Eran las dos y media de la tarde del domingo siguiente, y todo el manicomio roncaba. Evie estaba sentada un par de escalones por encima, observando con impaciencia mientras Tom empezaba a abrir cada extremo del zócalo haciendo palanca con cuidado. El chico había decidido confiarse a ella a sabiendas de que la niña podía volver a colocar el zócalo en su sitio si pasaba alguien. Y para ponérselo más fácil había quitado los viejos clavos oxidados que lo sujetaban y los había sustituido por unos pegotes de miel al chocolate procedentes del comedor para que hiciesen de cola.
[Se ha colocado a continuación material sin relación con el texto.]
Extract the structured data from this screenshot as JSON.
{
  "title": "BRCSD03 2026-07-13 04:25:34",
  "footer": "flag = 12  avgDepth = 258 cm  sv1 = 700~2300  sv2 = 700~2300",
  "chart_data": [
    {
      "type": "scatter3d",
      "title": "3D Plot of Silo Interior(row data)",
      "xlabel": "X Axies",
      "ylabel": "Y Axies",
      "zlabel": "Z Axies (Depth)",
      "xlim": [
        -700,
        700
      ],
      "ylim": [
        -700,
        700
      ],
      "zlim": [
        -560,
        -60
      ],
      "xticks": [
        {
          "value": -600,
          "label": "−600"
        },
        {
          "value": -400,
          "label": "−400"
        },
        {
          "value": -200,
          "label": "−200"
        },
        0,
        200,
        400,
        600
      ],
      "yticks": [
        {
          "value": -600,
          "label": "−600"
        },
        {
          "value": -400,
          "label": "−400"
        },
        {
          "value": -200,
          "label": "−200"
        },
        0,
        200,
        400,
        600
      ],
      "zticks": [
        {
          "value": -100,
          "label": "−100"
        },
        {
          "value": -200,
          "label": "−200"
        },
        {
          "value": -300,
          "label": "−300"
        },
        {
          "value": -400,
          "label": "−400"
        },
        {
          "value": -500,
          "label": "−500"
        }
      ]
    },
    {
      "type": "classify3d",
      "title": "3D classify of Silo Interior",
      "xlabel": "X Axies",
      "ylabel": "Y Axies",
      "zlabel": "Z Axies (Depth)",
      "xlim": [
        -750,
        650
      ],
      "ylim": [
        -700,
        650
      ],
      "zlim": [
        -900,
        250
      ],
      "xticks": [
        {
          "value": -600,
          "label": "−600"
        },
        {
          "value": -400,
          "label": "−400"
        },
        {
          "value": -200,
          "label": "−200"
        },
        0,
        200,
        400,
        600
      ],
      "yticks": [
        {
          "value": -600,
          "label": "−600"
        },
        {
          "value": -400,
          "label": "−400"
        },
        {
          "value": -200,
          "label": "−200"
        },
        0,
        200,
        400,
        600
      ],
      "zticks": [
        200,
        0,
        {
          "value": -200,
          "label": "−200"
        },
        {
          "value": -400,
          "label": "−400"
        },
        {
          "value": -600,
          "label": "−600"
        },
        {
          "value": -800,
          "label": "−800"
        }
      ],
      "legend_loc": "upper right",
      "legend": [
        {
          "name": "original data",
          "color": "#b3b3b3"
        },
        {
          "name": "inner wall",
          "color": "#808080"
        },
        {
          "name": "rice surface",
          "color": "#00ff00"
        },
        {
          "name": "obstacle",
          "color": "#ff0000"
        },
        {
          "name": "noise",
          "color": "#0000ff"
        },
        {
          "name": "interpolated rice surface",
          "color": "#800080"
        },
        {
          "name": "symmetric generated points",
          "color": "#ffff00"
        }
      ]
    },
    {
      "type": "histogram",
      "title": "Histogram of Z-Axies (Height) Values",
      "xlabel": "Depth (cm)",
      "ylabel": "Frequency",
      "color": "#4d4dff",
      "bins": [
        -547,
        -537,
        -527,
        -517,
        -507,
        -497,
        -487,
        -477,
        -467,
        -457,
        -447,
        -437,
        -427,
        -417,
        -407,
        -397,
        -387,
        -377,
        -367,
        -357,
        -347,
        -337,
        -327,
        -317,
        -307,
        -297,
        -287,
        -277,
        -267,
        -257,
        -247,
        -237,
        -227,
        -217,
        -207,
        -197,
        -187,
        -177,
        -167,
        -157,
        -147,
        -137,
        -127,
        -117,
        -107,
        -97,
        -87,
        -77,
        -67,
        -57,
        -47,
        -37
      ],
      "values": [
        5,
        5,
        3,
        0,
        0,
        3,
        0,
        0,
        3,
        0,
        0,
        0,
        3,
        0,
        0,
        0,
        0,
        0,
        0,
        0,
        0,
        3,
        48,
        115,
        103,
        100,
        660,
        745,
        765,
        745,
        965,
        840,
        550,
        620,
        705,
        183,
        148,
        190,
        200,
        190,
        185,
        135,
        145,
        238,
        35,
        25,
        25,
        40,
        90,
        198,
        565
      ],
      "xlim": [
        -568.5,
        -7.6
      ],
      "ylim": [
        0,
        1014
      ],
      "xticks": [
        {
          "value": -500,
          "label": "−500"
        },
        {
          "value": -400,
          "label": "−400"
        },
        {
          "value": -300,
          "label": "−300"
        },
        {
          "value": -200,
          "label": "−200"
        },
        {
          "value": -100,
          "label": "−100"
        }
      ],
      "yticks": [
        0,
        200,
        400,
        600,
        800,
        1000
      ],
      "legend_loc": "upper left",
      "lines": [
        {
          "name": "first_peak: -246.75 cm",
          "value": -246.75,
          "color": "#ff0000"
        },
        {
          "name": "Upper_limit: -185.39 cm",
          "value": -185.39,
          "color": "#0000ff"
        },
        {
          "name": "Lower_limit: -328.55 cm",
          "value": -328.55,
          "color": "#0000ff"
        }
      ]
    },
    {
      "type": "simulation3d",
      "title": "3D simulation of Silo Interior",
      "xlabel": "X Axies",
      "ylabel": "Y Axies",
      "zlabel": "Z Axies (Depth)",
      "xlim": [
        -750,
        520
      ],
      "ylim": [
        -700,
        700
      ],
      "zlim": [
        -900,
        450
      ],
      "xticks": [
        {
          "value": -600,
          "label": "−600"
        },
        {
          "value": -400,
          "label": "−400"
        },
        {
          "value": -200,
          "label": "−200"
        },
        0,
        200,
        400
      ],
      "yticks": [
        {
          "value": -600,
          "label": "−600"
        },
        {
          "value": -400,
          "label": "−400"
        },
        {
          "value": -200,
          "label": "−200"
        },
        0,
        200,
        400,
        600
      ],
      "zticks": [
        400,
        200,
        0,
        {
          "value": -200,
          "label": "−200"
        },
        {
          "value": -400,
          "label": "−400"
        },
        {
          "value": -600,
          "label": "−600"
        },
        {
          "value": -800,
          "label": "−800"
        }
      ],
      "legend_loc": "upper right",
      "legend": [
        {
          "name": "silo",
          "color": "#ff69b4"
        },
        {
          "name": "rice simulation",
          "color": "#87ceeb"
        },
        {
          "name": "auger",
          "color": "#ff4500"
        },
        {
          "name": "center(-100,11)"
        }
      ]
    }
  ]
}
—Es difícil de saber —susurró Tom, sin querer confesar que esperaba no volver jamás—. Tanto puedo tardar cinco minutos como una hora. Pero si tardo más, no te preocupes. Ciérralo y sigue con lo tuyo.

Evie, nerviosa, lo miró ceñuda.

—Pero ¿qué pasará cuando vengan a cerrar las celdas esta noche y vean que no estás? Seguro que me preguntan a mí, porque saben que hemos estado hablando y todo eso.

—Cuéntales cualquier cosa, Evie, salvo que he bajado por aquí.

Tom apartó el zócalo y se asomó a la oscuridad que se extendía más allá. No veía nada en el vacío, pero el hueco era lo bastante grande para poder colarse.

—Pero habrá problemas, ¿no? ¿Y si te quedas atrapado?

Tom se volvió a mirar su pálida cara de preocupación.

—Solo voy a explorar un poco, Evie, eso es todo. Volveré.

—Más te vale —dijo ella, mirando cómo Tom conseguía pasar a través de la estrecha rendija.

—Adiós, pues.

Tras encajar el zócalo encima del hueco, Evie se sentó de mala gana en las escaleras, dispuesta a montar guardia.